In the United States, after you finish your medical school and get your MD degree, there is only one more step to becoming an independent practitioner of medicine and getting your permit. That step is passing the United States Medical Licensing Examination, or USMLE in short. Passing the USMLE will grant you medical licensure, which is one of the requirements to apply for a practice permit. In order to do better at the USMLE, you should know two things – first of all, what the USMLE is, and secondly, how the examination is graded and what score is satisfactory.
What is the USMLE?
While the format stays more or less the same through the years, the material used for the exam changes every year, as it is prepared by examination committees around the United States. The exam always has three parts, and you will have to pass all of them in order to get a satisfactory grade for the entire USMLE.
The first part of the United States Medical Licensing Examination is taken on a single day. The test is divided into seven components, each taking 60 minutes, so prepare for 7 long hours of hard work. You will have 45 minutes of break time, during which you can eat something or use the bathroom. There is also a 15-minute tutorial that explains the examination in greater detail. The first part of the USMLE consists solely of multiple-choice questions – however, these questions can have as many as 10 answers, so choose wisely! The total number of questions for Part I changes every year, but there is a maximum limit of 40 questions per segment – so, in the worst scenario, you can expect a total of 280 questions for the entire examination.
The second part of the USMLE, Step 2, is itself divided into two parts. The parts are named, respectively, Clinical Knowledge and Clinical Skills. The Clinical Knowledge, or CK, is very similar to the first part of the USMLE – a one-day test with 8 blocks, 60 minutes each. You will be also faced with similar multiple-choice questions. The Clinical Exam, or CE, is a bit different – you will go through stations, performing physical examinations, and using the gathered data to communicate with the patient and other doctors. The examiners will test your ability to gather information from patients and interact with them in a professional manner.

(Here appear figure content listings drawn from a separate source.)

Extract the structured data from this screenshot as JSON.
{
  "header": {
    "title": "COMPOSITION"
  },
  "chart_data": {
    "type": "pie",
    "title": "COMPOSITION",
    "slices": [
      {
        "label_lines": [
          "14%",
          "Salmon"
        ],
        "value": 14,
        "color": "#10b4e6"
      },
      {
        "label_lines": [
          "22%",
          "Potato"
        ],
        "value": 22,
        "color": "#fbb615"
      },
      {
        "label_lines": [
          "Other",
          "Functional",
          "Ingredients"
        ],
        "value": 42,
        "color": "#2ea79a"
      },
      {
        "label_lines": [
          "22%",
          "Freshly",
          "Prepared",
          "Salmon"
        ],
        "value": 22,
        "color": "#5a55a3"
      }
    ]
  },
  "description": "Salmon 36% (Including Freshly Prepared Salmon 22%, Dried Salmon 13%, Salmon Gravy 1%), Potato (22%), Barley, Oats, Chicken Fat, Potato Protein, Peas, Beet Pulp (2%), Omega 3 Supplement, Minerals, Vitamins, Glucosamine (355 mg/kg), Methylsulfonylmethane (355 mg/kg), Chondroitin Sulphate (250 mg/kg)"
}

The third – and last – step of the USMLE will check your knowledge and skills of patient management and ambulatory settings. The final step takes two days to finish and features 233 multiple-choice questions. Apart from the 7 hours of testing on the first day and 9 hours of testing on the second, you will have to go through 13 case simulations with a strict time limit. As you can see, this last part is quite hard!
How is the USMLE scored?
Sadly, the USMLE program does not disclose specific scores for each task to the participants. However, for Step I of examination, you will get a three-digit score that represents how well you did. Theoretically, this score ranges from 1 to 300. The passing score is 194, and the national mean of Step 1 is 229 points. However, it was announced that in 2022, USMLE Step 1 would transition to a simple pass/fail scoring system. More details are yet unknown.
Similarly to Step 1, the Clinical Knowledge part of Step 2 is scored in 3 digit scores between 1 and 300. The exact minimum score to pass changes, but usually is somewhere between 200 and 210, based on the difficulty of the exam. Typically, you will need between 55% and 65% of correct answers to pass. Grading of the Clinical Skills part is based on a pass/fail system, without any numerical score assigned. There are three components on which you will be graded: Communication and Interpretation Skills, Spoken English Proficiency, and Integrated Clinical Encounter. To pass Step 2 CS – you will need to pass every individual component.
During Step 3, your performance on the simulations will affect the overall score, along with points for the multiple-choice questions. The details are not known, but the scale is similar to Step 1 and Step 2 of the USMLE. To pass Step 3, you need a total of 193 points, combined between MCQ and simulations.